Here’s a breakdown of why this is significant:
- Pretrained models: These are large language models (LLMs) trained on a massive dataset of text and code. They have learned to predict the next word in a sequence, and in doing so, have developed a broad understanding of language and a wide range of general knowledge. However, they may not be very good at following instructions or performing specific tasks.
- Instruction-tuned models: These models are further trained on a dataset of instructions and desired outputs. This fine-tuning process teaches them to follow instructions more effectively, generate more relevant and helpful responses, and perform specific tasks with greater accuracy.

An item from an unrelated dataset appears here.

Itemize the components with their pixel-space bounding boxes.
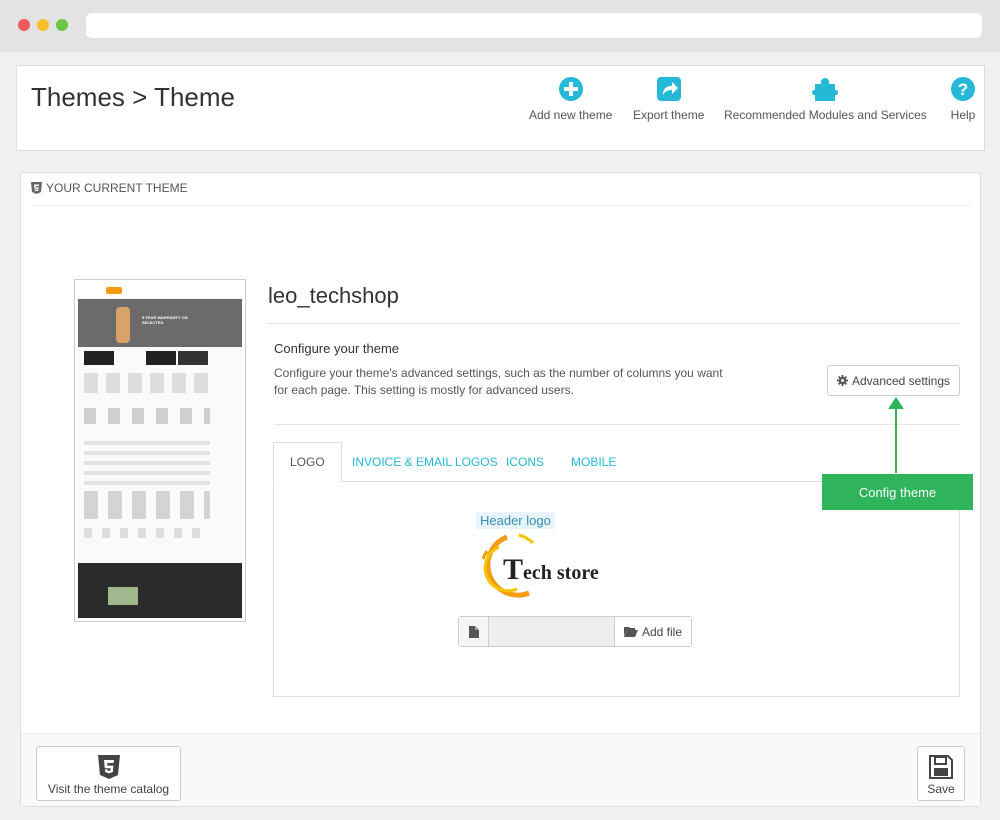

In the case of Llama 3.3 70B, you only have access to the model that has already been optimized for following instructions and engaging in dialogue. You cannot access the initial pretrained model that was used as the foundation for this instruction-tuned version.
Possible reasons why Meta (the creators of Llama) might have made this decision:
- Focus on specific use cases: By releasing only the instruction-tuned model, Meta might be encouraging developers to use Llama 3.3 for assistant-like chat applications and other tasks where following instructions is crucial.
- Competitive advantage: The pretrained model might be considered more valuable intellectual property, and Meta may want to keep it private to maintain a competitive advantage.
- Safety and responsibility: Releasing the pretrained model could potentially lead to its misuse for generating harmful or misleading content. By releasing only the instruction-tuned version, Meta might be trying to mitigate these risks.
Ultimately, the decision to release only the instruction-tuned model reflects Meta’s strategic goals for Llama 3.3 and their approach to responsible AI development.
On Huggingface, someone said it’s still the same base model: https://huggingface.co/meta-llama/Llama-3.3-70B-Instruct/discussions/10
And I remember watching some interview with Zuckerberg this year, where he said releasing the models to the public, including base models, is what he wants and part of their strategy.
Thank you so much, that exactly answers my question with the official response (that guy works at Meta) that confirms it’s the same base model!
I was concerned primarily because in the release notes it strangely didn’t mention it anywhere, and I thought it would have been important enough to mention.